Double-stranded RNAi was used to attenuate specific gene function by use of the bacterial feeding method (Timmons and Fire, 1998). Feeding vectors containing segments of the mex-5 and mex-6 genes were provided by G. Seydoux. Ampicillin-resistant transformants were grown in LB with 75 µg/ml ampicillin overnight and spread on NGM plates containing 75 µg/ml ampicillin and 0.3 mM IPTG. L4 hermaphrodites were placed on the bacterial lawn and allowed to feed on the bacteria for 19–22 h at 25°C. The loss of mex-5/6 function was confirmed by ectopic (symmetric) localization of GFP::PIE-1 (Fig. S1).
The number of embryos examined for each experiment is indicated in the figures. Mean values, SEM, and statistical analyses were calculated using Excel (Microsoft Corporation) and plotted using Prism (GraphPad Software). Two-tailed unpaired t tests were conducted to determine significance caused by photobleaching. Significance was indicated using the standard Michelin Guide scale (***, P < 0.001; **, P < 0.01; *, P < 0.05).

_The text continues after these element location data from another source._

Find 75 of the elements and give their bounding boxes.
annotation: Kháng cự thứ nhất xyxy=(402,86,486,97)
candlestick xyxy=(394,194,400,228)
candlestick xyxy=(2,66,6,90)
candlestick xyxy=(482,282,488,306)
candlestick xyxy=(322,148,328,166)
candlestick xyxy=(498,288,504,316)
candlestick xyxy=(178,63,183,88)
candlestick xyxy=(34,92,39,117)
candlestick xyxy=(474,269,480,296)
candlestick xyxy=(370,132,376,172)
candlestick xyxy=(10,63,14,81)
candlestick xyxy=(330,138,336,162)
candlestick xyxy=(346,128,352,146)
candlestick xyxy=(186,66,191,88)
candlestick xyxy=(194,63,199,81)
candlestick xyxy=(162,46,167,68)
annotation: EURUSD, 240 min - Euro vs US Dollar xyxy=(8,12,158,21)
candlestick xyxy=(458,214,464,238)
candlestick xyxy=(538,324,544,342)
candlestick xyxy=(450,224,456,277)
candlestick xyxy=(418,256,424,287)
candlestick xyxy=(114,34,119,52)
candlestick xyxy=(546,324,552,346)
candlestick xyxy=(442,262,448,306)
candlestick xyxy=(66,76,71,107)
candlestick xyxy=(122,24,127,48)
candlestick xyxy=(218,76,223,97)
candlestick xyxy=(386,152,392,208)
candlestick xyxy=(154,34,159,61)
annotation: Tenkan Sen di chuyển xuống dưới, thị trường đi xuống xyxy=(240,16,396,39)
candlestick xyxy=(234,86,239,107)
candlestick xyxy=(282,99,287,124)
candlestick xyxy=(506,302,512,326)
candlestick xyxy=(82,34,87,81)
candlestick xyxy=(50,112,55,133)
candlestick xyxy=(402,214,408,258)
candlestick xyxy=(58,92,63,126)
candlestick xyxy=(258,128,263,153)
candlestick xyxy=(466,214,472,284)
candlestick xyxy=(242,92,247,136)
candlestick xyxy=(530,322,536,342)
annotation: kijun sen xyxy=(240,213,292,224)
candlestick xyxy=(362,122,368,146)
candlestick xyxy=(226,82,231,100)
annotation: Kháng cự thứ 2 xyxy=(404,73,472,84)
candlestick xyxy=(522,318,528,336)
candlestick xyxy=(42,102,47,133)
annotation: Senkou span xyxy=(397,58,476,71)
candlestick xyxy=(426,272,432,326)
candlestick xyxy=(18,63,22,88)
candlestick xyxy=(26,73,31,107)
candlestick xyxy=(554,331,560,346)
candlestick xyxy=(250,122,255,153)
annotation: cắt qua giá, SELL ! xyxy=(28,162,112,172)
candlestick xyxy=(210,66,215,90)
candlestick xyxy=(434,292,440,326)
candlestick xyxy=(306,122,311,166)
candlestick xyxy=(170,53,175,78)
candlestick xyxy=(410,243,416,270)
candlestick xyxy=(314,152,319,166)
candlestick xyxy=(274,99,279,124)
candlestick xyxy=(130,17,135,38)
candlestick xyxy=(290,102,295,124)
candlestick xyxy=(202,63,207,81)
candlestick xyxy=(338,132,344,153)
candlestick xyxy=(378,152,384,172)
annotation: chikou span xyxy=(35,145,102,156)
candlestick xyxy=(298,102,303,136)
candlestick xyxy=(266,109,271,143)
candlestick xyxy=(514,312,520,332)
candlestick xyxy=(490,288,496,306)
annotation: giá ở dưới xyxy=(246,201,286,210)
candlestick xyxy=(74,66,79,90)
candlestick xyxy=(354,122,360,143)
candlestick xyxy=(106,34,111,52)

Online supplemental material
Fig. S1 shows GFP::PIE-1;mex-5/6(RNAi) and GFP alone;wild-type embryos, and the posterior enrichment of each. Fig. S2 demonstrates the irreversibility of photobleaching over our experimental time scales. Fig. S3 shows experimental deviations from theoretical diffusion data fitting curves from our FCS analysis.
We thank Geraldine Seydoux for reagents; Cathy Royer, Michael L. Stitzel, Saikiran Rapaka, Kevin Connington, Marcello Cavallaro, and Anuraag Kansal for helpful discussions and technical advice; and Michelle Husain, Forbes McCaffery, and Michael McCaffery for help with microscopy.
The authors acknowledge support from the National Institutes of Health (grants GM084204 and GM075305).
Abbreviations used in this paper: A/P, anterior/posterior; FCS, fluorescence correlation spectroscopy; ROI, region of interest; UTR, untranslated region.